22 different scenarios were investigated to study the effect of different variables on the deliverability of the multilateral well. The base case scenario was built using ECLIPSE simulator. The effect of the lateral length and the number of laterals were studied then the fracture effect introduced to the base case starting from 1 stage fracturing up to 8 stage fracturing. Furthermore, the reservoir anisotropy and the fracture conductivity was explored. All these data sets were analyzed and combined using regression techniques to get one mathematical model that can predict the productivity in a simplified procedure. Vogel-type was used to get the final productivity model.

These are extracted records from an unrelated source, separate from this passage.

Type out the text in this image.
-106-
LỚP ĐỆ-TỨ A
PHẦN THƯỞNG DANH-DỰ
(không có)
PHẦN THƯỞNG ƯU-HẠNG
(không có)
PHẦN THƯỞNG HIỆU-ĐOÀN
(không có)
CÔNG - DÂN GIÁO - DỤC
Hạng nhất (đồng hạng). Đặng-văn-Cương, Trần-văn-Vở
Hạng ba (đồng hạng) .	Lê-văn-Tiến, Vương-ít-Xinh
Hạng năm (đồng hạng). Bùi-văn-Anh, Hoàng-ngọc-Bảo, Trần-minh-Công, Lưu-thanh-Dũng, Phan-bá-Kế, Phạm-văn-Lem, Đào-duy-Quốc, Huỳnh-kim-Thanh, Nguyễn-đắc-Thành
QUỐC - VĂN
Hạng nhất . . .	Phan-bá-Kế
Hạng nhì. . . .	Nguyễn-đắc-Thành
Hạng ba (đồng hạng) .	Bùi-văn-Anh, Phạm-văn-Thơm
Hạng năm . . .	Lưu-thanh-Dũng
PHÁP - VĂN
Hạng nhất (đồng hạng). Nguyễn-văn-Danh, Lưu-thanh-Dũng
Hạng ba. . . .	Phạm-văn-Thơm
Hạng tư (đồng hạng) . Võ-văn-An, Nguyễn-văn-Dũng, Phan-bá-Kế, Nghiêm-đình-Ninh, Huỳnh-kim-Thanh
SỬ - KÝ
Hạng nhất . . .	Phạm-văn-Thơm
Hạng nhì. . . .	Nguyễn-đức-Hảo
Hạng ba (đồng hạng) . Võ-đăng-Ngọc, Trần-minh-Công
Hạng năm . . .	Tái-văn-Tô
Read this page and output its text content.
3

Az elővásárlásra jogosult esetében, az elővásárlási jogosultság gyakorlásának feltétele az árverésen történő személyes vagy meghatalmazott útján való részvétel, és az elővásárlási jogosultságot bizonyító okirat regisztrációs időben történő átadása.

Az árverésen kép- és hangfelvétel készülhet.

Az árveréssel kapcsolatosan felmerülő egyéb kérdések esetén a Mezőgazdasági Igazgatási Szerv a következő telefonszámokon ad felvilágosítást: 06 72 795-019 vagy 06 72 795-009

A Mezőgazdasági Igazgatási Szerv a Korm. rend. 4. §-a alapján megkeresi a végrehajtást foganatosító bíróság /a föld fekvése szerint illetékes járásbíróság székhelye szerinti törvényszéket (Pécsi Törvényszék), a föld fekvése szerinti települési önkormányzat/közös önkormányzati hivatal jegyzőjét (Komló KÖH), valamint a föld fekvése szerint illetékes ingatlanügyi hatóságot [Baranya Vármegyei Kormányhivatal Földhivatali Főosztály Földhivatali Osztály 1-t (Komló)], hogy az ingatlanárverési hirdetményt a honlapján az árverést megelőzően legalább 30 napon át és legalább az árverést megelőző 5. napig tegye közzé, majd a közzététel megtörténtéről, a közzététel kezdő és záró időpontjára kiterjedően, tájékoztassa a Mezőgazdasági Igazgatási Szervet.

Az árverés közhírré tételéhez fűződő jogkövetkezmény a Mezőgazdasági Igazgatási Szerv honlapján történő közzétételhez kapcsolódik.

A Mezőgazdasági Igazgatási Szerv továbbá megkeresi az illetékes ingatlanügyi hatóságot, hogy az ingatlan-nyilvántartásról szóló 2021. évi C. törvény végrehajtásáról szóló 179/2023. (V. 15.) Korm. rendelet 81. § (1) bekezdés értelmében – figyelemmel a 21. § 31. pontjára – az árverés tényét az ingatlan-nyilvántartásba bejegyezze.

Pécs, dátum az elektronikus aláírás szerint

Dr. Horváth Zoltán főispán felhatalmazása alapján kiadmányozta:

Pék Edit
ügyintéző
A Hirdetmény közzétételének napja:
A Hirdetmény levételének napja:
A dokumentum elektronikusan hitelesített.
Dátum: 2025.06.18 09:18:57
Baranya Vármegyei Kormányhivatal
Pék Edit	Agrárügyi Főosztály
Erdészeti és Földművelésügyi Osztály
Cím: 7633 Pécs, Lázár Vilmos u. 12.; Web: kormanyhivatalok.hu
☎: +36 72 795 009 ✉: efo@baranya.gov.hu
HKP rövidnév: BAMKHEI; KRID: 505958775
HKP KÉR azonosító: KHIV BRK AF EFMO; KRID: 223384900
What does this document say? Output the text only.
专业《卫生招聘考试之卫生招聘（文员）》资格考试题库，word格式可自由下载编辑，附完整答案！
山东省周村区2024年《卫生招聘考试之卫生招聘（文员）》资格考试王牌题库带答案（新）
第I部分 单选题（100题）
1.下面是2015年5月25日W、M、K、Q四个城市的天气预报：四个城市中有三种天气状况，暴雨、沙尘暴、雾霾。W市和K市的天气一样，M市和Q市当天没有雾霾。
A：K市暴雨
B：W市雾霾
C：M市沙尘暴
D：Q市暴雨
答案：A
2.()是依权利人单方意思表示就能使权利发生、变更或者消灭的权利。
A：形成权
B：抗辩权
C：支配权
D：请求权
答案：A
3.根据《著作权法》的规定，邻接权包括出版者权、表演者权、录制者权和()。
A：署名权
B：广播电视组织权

Based on the results, it was found that the most significant parameters that affect the study are reservoir anisotropy, and the fracture width. It was observed that changing the number of fracture stages is significant specially in the 8 laterals case as compared to the 4 and 6 lateral cases respectively. In addition, changing the number of lateral while holding the number of fracture stages constant showed small effect on 1 and 3 stage fractures compared to the significant effect in the 2 and 4 stage fracture. Changing the total length of the laterals plus the main horizontal stem also have great influence in the productivity. The effect of the fracture width and reservoir anisotropy which was found to be the most affecting parameter.

The mathematical model is simple to be used for quick estimation of the productivity relationship multilateral dry gas wells with very good accuracy in a way that save a lot of effort and time. And also can be implemented in simulator to save a great computational effort. The model was tested using different cases and found to give reasonable results with small average error.